Picture credit: Sky News
Artillery Row

Fears for tiers

The British state must be impartial in the face of different outbreaks of criminality

Young Muslim men rampaging through Birmingham should have offered the government a convenient chance to quash the accusations that the Prime Minister is “Two Tier Keir”.

Fuelled by rumours that the far right were organising a protest in the area, the demonstration soon took on a dark life of its own. Young men in balaclavas harassed journalists, driving Sky News’ “communities correspondent” off the air, with an attempt even being made to slash the wheels of the Sky van. LBC’s Fraser Knight was chased out of the area. Mr Knight explained that “6 men ran after us down a road with what looked like a weapon”, and that “cars followed us”. “There wasn’t a safe place for us to go for miles,” he says. 

Meanwhile, a white man was attacked outside a pub by a mob of masked men, and attempts were made to stop random drivers. This violence and intimidation, of course, mirrors that which has been perpetrated in riots elsewhere.

But there is a difference. Where were the police in Birmingham? We have seen riot police wielding dogs and batons against the far right, and Keir Starmer was promising that rioters would face the “full force of the law”. In Birmingham, though, the police appear to have acted with a light touch. One officer was recorded apparently dismissing the violence as a “small scuffle”.

Local MP Jess Phillips is famed for her outspoken and combative manner, so one might have expected swift condemnation. (Indeed, given that Phillips was recently bragging about how “unflappable” she is around criminals, it’s a shame she wasn’t there to resolve things.)

Actually, Phillips’ first public response to the disorder was to quote tweet a video of a group of masked men and write:  

To be clear all day rumours have been spread that a far right group were coming and it was done entirely to get Muslim people out on the street to drive this content. It is misinformation being spread to create trouble.

Okay, I can believe it. But surely this was time to tell them to disperse and go home? Phillips then quote tweeted Richard Tice MP, who had published a video of the Sky News team being intimidated. “These people came to this location because it has been spread that racists were coming to attack them,” she wrote

This misinformation was spread entirely to create this content. Don’t spread it MR Tice!

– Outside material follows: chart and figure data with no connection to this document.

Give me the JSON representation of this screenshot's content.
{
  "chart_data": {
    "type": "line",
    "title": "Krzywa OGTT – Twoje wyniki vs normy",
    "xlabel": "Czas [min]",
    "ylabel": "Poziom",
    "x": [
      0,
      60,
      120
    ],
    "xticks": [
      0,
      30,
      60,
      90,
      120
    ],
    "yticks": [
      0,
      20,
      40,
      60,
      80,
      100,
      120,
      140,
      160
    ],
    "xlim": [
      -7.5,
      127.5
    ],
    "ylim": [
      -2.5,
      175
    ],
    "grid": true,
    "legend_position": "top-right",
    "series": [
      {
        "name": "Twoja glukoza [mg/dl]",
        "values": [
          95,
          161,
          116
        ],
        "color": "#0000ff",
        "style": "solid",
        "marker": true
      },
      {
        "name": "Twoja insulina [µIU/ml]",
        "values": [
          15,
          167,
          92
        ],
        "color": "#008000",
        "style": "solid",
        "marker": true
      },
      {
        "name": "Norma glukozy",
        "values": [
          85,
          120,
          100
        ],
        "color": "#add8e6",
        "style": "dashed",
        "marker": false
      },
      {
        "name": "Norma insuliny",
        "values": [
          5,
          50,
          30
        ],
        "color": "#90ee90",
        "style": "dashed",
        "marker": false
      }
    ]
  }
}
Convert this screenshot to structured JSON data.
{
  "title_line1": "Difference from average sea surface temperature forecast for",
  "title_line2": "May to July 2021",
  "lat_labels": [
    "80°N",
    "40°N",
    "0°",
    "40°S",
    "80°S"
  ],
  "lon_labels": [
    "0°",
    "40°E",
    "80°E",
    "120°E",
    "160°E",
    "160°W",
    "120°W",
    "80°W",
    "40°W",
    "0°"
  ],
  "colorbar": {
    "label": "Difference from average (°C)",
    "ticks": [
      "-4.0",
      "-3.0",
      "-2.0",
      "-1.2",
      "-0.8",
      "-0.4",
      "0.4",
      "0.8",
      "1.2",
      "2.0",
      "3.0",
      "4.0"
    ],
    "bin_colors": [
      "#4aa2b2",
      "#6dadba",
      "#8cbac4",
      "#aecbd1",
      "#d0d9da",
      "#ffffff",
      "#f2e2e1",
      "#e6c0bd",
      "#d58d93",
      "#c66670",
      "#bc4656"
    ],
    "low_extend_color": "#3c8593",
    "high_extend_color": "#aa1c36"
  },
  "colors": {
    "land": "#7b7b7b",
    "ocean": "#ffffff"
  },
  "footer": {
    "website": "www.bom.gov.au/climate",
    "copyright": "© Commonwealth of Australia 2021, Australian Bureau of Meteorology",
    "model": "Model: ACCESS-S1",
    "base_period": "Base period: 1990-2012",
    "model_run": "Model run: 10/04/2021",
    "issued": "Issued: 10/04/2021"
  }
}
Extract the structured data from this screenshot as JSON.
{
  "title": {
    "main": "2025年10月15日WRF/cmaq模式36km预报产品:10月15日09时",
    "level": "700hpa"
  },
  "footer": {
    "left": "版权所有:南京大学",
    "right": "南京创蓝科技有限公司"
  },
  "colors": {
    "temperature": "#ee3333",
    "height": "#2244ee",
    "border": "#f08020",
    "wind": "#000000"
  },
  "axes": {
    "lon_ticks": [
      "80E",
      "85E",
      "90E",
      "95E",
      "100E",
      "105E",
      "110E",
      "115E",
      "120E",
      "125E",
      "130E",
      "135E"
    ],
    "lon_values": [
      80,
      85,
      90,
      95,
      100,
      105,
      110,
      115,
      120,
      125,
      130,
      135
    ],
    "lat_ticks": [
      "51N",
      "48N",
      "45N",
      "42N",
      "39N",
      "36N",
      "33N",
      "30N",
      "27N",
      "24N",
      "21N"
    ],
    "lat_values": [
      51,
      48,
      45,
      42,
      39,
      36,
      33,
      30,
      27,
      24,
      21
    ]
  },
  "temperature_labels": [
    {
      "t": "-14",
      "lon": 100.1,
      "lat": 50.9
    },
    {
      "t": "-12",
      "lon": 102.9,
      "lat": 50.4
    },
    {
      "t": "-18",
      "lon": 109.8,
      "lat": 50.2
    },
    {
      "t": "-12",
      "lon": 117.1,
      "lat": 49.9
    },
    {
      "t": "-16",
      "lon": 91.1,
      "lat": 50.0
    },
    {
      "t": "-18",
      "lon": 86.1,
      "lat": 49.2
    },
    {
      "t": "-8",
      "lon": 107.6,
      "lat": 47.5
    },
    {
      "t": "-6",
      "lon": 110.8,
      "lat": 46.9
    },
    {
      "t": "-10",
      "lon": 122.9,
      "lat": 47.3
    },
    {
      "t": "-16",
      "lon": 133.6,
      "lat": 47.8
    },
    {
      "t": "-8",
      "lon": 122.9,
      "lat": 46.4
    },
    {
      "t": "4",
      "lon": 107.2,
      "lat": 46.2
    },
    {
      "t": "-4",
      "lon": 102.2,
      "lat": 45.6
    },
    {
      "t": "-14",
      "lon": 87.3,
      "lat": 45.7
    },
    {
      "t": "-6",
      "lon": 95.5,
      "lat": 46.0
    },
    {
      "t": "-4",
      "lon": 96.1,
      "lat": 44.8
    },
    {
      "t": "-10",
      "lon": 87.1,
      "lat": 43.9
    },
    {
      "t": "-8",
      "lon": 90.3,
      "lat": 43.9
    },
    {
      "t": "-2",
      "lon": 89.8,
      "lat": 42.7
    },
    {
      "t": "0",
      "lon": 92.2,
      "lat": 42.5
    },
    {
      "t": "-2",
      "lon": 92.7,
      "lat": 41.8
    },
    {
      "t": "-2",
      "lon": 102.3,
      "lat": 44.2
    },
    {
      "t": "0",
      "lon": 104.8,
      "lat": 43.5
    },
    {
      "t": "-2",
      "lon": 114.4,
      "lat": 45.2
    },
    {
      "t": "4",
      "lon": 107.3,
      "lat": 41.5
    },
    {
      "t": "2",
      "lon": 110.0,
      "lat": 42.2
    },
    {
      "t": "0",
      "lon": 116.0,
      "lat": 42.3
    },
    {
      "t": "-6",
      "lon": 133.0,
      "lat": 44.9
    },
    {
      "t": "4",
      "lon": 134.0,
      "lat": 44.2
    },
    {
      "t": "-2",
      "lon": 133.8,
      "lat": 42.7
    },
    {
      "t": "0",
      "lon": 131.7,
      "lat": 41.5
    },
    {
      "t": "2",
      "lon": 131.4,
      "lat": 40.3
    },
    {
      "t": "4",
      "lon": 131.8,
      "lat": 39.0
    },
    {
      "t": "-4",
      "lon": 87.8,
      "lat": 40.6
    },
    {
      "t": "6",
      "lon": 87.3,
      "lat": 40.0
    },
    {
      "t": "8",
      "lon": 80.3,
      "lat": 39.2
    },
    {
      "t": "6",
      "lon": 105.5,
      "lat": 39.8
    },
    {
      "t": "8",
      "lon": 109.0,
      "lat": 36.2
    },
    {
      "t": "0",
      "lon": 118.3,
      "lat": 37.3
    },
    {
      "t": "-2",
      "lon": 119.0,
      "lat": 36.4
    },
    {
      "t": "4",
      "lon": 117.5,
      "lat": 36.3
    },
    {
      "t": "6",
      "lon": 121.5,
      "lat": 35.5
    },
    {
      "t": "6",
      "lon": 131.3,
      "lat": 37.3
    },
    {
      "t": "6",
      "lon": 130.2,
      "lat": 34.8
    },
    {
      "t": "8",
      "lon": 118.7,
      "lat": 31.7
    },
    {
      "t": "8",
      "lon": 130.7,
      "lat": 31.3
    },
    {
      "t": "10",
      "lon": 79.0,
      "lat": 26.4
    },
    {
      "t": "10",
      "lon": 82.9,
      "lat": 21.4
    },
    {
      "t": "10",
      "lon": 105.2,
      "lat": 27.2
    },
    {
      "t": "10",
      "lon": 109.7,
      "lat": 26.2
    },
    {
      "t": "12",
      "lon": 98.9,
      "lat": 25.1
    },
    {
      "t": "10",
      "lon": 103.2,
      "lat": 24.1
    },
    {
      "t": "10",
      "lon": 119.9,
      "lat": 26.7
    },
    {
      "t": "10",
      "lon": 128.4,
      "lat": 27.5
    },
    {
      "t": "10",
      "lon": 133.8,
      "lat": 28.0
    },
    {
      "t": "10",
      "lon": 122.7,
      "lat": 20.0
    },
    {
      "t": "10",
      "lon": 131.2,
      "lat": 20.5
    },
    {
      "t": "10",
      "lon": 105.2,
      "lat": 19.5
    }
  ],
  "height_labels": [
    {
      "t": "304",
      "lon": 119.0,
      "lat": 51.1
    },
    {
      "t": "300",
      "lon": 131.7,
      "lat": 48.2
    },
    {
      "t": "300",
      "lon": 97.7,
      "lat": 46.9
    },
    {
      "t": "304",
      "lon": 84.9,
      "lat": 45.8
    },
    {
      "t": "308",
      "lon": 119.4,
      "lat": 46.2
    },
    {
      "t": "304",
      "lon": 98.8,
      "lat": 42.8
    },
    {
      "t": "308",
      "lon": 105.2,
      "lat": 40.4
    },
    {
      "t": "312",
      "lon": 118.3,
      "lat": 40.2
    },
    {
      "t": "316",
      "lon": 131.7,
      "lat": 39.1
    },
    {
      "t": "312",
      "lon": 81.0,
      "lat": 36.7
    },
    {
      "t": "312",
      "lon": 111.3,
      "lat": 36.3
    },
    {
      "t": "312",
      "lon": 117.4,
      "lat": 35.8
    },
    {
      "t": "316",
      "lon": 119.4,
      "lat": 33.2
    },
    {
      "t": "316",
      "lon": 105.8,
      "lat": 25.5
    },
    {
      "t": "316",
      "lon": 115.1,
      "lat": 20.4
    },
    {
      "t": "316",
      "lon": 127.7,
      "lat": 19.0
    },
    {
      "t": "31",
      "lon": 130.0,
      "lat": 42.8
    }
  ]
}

Sure, again, we get it. The gathering was fuelled by misinformation. But when a group of journalists — with a female correspondent, no less — is being intimidated by masked men flashing trigger fingers at the camera, it has clearly evolved into something more hooliganistic. These men were not confronting a skinhead in a “Blood and Honour” t-shirt. They were confronting a woman trying to do her job.

Finally, in the face of criticism, Phillips blandly tweeted that “anyone committing criminality should face the law”. “But it’s important that the facts of why people are congregating[sic],” she wrote. 

That isn’t untrue. I’m sure that it began with young men feeling concerned that their streets would be attacked. It would be purblind not to understand people being on edge. But I’m sure the demonstrations that began in Southport were fuelled by people being enraged by violent crime and indifferent politicians. For an MP to make that point while remaining mute on how they had developed into outbreaks of pogrom-like aggression would be career-ending. 

What consequences will Mrs Phillips, who is not just MP for Birmingham Yardley but Parliamentary Under-Secretary of State for Safeguarding and Violence Against Women and Girls — oh, the irony — end up facing? People with long memories might recall when she dismissed the rash of sexual assaults by migrants in Cologne on New Year’s Eve 2015-2016 as being akin to women being “heckled” on Broad Street in Birmingham “every week”. Are these the words of a politician who will pursue order and justice without fear or favour?

As one of the more disgraceful periods in modern British history grinds on, we can hope that violence does not continue to escalate and that the peace can be achieved. But if the government encourages the justifiable perception of partiality, the outlook seems bleak.